Violent controversy rages in the United States, where a university teacher lost her teaching load after displaying medieval paintings of the Prophet Muhammad in an art history class. An act described by the university as “Islamophobia”.
The controversy began last October at Hamline University, located in Minnesota, in the north of the United States. Art history lecturer Erica Lopez-Prater showed one of the world’s earliest illustrations of Islamic history in class. The New York Times. The image showing the Prophet Muhammad is found in a series of chronicles from the fourteenthH The horn was made by Rashid al-Din (1247-1318). Another painting from XVIH A horn showing the veiled prophet was also shown.
Knowledge of the sensitive subject – Islam, in its strict interpretation, prohibits any depiction of the Prophet Muhammad -, MI López-Prater had informed his students in advance, inviting them to leave the room if they preferred not to be exposed to it.
Nobody opposed it. Then, at the end of the course, a female student, the president of the university’s Muslim Students’ Association, told him of her discomfort, before filing a formal complaint.
“I was like, ‘This can’t be true,'” this student V. testifiedinspirationUniversity student newspaper. “As a Muslim and a black person, I do not feel I have a place, nor do I think I will ever find one in this community if its members do not respect me, if they do not show me the same respect that I show them.”
The contract has not been renewed
Erika Lopez-Prater’s course load was not renewed after the controversy, though she apologized.
University President Fiennes Miller said in an email The New York Times.
The university also described the event as “anti-Islamic”.
On January 4, controversy left the institution’s walls to find a national resonance when the civil liberties advocacy organization FIRE filed a complaint with the American Council on Higher Education.
“If a professor of art history cannot show university students a work of art that is vital for fear that the offended student or group may cause him to be expelled, there is no guarantee of freedom of education in this institution and no obligation to higher education,” part of the Alliance League reacted. Academic Freedom in a letter to the university calling for the immediate reinstatement of Erika Lopez-Prater.
Petition on the site of change. org in support of the researcher and advocacy for the investigation has collected more than 7,600 signatures since December 24.

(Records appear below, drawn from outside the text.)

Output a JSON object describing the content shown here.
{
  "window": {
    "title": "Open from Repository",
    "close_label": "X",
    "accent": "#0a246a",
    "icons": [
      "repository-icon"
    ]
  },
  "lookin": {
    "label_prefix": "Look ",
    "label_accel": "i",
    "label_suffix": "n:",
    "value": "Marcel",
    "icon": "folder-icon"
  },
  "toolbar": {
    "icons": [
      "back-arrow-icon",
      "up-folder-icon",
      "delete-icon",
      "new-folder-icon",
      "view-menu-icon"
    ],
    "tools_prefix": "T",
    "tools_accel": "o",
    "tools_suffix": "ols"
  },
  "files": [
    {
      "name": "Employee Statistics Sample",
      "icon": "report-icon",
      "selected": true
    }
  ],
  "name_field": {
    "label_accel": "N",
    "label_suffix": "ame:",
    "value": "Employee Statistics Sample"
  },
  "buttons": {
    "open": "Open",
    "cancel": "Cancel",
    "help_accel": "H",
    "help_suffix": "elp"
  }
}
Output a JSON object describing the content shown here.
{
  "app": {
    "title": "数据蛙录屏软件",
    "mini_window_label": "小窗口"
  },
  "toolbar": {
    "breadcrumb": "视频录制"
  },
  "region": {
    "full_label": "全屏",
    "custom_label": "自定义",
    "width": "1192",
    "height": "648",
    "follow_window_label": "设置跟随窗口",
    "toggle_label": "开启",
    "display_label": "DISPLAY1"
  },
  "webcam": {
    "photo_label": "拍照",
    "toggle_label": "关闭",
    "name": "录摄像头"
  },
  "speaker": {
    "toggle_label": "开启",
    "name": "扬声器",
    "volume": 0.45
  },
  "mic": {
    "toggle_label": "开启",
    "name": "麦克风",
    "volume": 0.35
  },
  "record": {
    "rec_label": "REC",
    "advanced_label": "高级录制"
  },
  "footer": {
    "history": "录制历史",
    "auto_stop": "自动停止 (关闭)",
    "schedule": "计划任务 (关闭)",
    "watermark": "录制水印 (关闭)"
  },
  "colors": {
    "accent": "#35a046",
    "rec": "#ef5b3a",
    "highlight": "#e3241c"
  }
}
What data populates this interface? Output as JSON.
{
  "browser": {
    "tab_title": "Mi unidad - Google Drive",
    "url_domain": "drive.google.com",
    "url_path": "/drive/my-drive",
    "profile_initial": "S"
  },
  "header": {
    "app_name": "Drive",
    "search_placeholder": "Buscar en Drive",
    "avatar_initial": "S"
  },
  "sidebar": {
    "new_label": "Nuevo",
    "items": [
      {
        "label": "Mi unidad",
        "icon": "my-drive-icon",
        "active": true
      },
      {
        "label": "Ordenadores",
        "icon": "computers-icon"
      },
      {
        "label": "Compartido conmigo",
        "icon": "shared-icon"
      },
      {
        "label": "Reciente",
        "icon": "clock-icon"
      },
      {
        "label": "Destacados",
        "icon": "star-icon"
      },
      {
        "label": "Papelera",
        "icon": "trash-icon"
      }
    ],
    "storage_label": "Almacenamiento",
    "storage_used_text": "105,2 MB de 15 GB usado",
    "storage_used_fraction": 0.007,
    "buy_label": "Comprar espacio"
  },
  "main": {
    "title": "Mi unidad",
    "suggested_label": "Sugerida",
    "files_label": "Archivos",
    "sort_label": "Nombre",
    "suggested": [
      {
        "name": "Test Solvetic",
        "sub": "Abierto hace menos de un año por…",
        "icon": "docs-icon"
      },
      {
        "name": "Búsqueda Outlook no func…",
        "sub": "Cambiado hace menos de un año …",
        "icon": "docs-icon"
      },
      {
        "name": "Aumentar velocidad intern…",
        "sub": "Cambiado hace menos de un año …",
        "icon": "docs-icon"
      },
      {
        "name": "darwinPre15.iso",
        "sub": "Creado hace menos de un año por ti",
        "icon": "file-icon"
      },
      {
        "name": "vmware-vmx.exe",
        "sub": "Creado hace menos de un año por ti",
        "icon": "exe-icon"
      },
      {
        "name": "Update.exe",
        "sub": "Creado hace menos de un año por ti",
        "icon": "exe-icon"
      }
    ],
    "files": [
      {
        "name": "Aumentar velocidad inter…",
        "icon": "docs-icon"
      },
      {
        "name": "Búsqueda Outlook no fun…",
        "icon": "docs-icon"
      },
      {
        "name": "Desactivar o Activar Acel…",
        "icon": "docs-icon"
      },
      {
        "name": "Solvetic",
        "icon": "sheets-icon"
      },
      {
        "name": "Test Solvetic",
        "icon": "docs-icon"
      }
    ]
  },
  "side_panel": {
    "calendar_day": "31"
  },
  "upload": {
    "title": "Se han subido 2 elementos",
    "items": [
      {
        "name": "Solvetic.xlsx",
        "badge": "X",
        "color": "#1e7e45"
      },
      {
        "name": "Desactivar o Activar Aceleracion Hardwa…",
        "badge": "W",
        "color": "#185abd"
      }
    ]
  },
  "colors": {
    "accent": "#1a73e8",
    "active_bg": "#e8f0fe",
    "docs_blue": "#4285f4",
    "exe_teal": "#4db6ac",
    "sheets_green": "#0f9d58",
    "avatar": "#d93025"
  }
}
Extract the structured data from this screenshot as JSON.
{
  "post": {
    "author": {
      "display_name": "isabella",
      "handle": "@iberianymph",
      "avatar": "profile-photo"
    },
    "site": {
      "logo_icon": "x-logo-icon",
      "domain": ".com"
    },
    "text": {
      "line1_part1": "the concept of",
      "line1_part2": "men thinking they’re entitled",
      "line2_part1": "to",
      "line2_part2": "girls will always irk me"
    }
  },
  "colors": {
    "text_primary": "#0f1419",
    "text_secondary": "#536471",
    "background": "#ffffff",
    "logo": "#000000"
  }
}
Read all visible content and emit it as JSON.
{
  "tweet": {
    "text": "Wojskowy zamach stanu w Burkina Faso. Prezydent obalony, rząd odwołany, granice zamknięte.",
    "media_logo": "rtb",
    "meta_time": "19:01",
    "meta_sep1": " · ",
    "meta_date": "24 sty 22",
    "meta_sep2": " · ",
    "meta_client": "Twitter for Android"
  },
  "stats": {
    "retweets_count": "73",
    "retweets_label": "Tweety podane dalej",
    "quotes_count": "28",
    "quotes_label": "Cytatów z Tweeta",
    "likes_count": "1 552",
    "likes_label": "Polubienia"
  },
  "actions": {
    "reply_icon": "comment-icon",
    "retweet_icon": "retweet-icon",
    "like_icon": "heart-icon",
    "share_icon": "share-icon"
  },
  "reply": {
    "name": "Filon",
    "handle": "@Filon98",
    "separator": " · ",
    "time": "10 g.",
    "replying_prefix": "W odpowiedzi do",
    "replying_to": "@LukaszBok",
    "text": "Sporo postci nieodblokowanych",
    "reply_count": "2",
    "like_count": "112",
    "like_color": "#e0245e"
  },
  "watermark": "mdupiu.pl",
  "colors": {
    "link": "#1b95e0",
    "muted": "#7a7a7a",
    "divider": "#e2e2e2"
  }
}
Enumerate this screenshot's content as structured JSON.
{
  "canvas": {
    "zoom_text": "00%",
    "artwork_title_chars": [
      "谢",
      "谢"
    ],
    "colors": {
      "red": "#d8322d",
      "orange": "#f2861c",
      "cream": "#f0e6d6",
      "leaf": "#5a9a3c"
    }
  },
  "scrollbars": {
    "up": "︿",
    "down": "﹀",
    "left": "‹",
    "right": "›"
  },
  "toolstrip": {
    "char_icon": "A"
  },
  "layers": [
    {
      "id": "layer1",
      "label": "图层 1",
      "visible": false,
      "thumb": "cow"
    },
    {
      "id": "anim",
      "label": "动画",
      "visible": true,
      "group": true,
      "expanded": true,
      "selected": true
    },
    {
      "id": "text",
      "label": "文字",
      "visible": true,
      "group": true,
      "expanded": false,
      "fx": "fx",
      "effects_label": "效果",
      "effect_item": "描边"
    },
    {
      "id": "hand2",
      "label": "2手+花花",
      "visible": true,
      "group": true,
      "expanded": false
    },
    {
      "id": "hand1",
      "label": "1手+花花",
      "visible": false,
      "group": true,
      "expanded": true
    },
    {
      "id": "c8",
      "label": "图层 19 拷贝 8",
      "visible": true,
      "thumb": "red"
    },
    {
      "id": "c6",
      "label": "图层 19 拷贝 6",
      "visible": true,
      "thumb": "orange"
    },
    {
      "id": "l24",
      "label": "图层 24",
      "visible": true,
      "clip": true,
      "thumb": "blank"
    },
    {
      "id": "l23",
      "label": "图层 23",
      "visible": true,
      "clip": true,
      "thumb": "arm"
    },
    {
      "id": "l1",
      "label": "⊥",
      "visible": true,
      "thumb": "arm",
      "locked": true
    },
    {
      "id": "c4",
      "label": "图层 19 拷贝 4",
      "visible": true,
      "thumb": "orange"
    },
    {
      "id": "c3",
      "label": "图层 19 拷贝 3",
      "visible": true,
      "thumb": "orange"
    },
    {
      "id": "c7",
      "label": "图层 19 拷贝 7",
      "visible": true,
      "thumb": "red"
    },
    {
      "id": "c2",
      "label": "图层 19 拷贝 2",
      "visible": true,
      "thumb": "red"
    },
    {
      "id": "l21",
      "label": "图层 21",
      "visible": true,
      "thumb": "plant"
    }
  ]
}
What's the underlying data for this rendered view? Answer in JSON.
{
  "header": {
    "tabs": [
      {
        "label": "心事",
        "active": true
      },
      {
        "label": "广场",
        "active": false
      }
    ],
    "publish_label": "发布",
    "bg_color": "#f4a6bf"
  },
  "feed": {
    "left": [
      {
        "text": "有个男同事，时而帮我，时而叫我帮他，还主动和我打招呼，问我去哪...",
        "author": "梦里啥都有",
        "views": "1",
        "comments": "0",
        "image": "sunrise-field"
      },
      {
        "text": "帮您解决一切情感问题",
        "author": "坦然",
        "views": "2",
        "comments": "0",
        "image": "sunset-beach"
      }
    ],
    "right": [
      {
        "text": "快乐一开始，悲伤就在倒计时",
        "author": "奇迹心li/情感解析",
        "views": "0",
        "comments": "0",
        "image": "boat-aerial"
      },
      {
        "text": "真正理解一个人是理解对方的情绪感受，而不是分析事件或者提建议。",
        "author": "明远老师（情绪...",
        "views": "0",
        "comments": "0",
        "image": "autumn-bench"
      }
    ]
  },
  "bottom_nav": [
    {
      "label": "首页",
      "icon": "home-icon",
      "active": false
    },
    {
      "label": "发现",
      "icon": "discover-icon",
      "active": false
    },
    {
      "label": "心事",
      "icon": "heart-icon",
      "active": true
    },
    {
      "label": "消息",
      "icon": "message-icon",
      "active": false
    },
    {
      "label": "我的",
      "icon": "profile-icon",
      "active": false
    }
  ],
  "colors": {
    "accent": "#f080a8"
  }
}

A taboo that has not always existed
The controversy is reminiscent of the case of Professor Veruschka Duvall’s lieutenant at the University of Ottawa, in October 2020. This teacher was also suspended after he uttered the N-word in front of a class of feminist art, sparking a pan-Canadian discussion about academic freedom.
“The peculiarity with regard to the Ottawa case is that there is a religious dimension,” confirms Rashad Antonius, a sociologist specializing in Arab-Muslim societies at the University of Quebec in Montreal (UQAM).
People who act in relation to their religion, for them, it is absolute, it is God. It makes their position non-negotiable.
Rashad Antonios, a sociologist specializing in Arab-Muslim societies at UQAM
In his view, the position of the student who filed the complaint echoes a more “conservative” and “alt-right” ideology of Islam – or Wahhabism – that has been very present in the Muslim world for fifty years. Mr. Anthony explains: “One aspect of this ideology is that we absolutely must not make a picture or sculpture of the Prophet, because it is idolatry. And that this belief should not be openly contradicted.”
However, the fact that the paintings of the Messenger, may God bless him and grant him peace, have existed since the Middle Ages indicates that taboos were not always present in this way, as confirmed by the specialist, who co-published a new work in January entitled Islam and Islamism in the West.
A vision shared by Muriel Gomez Pérez, historian and specialist in the Islamic world at Laval University. These incidents indicate a lack of knowledge of the history of Islamic arts and the emergence and influence of Wahhabism since the nineteenth century.H century and even more during the XXH century,” she said via email.
Representation of the Prophet appears especially in Mughal and Ottoman art, from the mid-13th centuryH The century, from Andalusia to Persia, between the Elkanidids and the Mongols and between the Ottomans.
Muriel Gomez-Perez, historian and specialist in the Islamic world at Laval University
The problem, according to Antonius, is that followers of Wahhabi ideology not only want to impose this standard on themselves, but also on others. “This is why the university’s reaction is shameful,” he asserts.
With Agence France-Presse
Painful echo in France
In France, a history and geography teacher was stabbed and then beheaded near his college in 2020 by a radicalized 18-year-old who accused him of showing caricatures of Muhammad in class.
An already weakened country since the beginning of the decade has been rattled by a wave of jihadist attacks, and has revived spirited debates about freedom of expression, religion, secularism, and the right to blasphemy.